Data centre construction boom shifts focus to emerging markets
The boom in the data centre construction sector is increasingly focusing on emerging markets, according to Turner & Townsend's Data Centre Cost Index 2023. While the global cost to construct data centres has risen by 6% in the last year, this rise soars to as high as 22% in emerging markets.
While the five most expensive locations for data centre construction remain Tokyo, Zurich, Silicon Valley, New Jersey, and Singapore, a considerable shift in the rankings reveals the rise of several Asian markets. Tokyo has toppled Zurich to top the list at USD$13.7 per watt. Jakarta at USD$10.5 per watt and Kuala Lumpur at USD$10 per watt have made notable jumps, claiming the seventh and tenth spots respectively.

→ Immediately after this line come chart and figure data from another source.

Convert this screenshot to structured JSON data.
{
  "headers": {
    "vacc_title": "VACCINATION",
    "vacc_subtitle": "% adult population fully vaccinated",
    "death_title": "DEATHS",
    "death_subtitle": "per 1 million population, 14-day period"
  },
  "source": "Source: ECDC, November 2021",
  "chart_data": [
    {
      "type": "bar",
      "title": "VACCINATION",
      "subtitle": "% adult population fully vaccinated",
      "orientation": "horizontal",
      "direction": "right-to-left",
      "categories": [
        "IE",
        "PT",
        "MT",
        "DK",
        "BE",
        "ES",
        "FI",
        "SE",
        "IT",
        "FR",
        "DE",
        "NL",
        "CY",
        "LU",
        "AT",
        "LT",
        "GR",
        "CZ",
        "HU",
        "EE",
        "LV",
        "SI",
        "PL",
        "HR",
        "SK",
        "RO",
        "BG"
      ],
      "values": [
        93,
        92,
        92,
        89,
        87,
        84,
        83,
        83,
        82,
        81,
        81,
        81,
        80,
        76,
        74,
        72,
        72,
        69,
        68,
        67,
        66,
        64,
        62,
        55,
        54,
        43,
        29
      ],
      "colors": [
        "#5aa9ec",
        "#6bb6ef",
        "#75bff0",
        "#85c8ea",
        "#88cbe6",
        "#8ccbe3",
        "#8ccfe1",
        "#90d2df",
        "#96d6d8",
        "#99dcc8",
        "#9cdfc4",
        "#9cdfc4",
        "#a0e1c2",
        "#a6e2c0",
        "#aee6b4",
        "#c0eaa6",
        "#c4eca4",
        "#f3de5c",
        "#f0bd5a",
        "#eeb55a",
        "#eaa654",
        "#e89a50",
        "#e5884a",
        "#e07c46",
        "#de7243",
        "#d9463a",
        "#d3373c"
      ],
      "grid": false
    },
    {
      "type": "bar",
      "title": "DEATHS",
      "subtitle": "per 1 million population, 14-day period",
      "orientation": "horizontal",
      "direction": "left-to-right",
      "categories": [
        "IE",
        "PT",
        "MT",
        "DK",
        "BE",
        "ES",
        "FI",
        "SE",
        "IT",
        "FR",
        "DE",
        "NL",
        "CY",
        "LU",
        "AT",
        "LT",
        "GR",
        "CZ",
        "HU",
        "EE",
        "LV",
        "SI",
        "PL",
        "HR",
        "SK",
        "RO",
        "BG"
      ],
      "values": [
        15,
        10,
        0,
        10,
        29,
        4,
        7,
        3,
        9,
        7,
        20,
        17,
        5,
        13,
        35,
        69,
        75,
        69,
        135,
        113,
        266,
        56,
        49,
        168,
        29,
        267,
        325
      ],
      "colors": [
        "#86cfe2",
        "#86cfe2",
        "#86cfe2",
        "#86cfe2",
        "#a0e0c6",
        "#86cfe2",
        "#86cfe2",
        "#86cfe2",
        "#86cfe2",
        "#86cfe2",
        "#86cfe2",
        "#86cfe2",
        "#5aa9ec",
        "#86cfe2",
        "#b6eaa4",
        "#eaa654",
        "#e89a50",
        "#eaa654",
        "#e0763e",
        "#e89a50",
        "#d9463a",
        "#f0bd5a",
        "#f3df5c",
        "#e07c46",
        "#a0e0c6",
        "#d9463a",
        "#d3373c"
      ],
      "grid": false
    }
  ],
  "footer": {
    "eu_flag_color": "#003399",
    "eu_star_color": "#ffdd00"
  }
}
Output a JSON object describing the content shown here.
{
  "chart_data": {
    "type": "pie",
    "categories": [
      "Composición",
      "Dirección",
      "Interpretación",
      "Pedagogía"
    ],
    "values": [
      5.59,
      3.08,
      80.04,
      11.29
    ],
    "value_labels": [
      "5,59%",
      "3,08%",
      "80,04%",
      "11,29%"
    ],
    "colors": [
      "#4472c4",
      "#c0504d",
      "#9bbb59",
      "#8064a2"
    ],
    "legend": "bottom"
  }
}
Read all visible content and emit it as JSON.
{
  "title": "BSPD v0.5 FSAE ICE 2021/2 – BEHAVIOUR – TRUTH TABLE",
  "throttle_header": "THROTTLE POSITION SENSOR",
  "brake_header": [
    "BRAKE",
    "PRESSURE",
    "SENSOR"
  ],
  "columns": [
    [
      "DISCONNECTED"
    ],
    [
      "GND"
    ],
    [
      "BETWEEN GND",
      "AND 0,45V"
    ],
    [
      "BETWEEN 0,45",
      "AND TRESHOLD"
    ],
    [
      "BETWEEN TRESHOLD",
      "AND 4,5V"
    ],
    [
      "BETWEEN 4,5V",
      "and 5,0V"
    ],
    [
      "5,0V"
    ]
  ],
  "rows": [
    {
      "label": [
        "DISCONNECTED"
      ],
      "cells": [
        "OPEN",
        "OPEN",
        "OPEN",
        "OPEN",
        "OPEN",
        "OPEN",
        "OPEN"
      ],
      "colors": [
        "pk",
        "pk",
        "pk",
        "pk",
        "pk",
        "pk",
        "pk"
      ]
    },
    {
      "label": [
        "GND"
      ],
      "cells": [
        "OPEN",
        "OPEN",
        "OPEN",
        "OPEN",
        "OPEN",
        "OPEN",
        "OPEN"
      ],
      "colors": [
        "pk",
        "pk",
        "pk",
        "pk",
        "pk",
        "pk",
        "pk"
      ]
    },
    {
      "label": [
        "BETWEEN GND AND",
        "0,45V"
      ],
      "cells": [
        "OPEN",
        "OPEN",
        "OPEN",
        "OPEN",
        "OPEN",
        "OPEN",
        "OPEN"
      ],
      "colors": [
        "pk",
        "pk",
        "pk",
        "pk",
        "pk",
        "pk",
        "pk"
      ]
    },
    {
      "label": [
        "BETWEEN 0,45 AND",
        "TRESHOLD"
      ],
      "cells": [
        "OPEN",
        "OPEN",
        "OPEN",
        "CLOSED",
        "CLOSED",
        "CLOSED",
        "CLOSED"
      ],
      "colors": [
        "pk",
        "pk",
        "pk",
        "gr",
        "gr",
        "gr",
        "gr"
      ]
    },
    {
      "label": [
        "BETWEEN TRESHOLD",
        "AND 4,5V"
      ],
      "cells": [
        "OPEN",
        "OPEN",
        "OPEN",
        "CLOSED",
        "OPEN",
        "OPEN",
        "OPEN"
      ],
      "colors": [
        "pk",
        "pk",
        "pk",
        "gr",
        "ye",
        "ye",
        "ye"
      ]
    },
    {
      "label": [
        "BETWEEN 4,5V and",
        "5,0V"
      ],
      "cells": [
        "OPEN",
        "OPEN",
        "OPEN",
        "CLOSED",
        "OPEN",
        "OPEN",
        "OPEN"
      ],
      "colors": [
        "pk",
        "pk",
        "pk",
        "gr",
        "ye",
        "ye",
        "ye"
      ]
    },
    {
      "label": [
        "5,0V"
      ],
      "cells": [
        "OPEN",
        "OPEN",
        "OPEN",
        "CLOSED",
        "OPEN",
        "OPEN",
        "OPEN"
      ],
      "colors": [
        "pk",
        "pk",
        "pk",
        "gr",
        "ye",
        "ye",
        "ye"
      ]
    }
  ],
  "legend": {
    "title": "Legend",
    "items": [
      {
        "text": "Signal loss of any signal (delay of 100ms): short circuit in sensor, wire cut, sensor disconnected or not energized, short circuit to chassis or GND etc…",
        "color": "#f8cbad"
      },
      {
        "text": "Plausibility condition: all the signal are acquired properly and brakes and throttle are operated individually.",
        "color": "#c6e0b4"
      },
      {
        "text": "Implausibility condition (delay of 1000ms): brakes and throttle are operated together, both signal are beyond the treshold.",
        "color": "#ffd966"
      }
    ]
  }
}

A rapid rise in construction costs in emerging markets characterises the year-on-year trend. Average global cost increases from 2022 to 2023 stand at 6%, a dip from the 8% rise in 2022. However, seven emerging markets across Asia, Africa, and Latin America have witnessed a significant hike in construction prices, ranging from 11 to 22%.
South-East Asian markets like Jakarta and Kuala Lumpur have seen remarkable traction, with Kuala Lumpur grabbing the 13th position overall. The rapid digitalisation and economic development taking place in these regions are spawning fresh opportunities in underdeveloped markets.
Riyadh, in the Kingdom of Saudi Arabia, has made its first appearance in the index with an average construction cost of US$10 per watt. This is largely due to robust investment in digital connectivity and a series of mega-projects aiming to support national development plans.
The gap in construction costs between conventional hubs and some emerging locations is narrowing, as demonstrated by the significant price increase in Cape Town, up to US$7.9 per watt from US$6.5, and Tokyo, which saw an increase from US$11.4 to US$13.7 per watt.
High demand for data centres continues to face hurdles of labour shortages, pushing up costs further. A whopping 94% of survey participants reported skills deficits, and 85% confirmed "hot" or "overheating" conditions. On another note, 92% of respondents stated that power availability now outweighs geographical location in importance when deciding where to construct data centres.
Eyeing the increasing demand for artificial intelligence (AI), 88% of respondents confirmed that data centre capacity's demand for AI is escalating rapidly. Consequently, the power requirement for these energy-hungry data centres is expected to grow.
Despite the setbacks in data centre construction, the industry remains optimistic, with 79% identifying the sector as recession-proof.
Rebecca Best, Director, UK Data Centre Cost Management Lead at Turner & Townsend, said, "The data centre sector continues to provide immense opportunity. As individuals and businesses, our reliance on data is set to be further accelerated through the growth of artificial intelligence and machine learning. However, on the other side of the coin are challenges to delivery, including power availability, supply chain issues, skills shortages and increases in construction costs."
Best believes the industry needs better collaboration and investment in solutions, especially concerning power requirements, to overcome these hurdles and ensure the sector's long-term sustainability.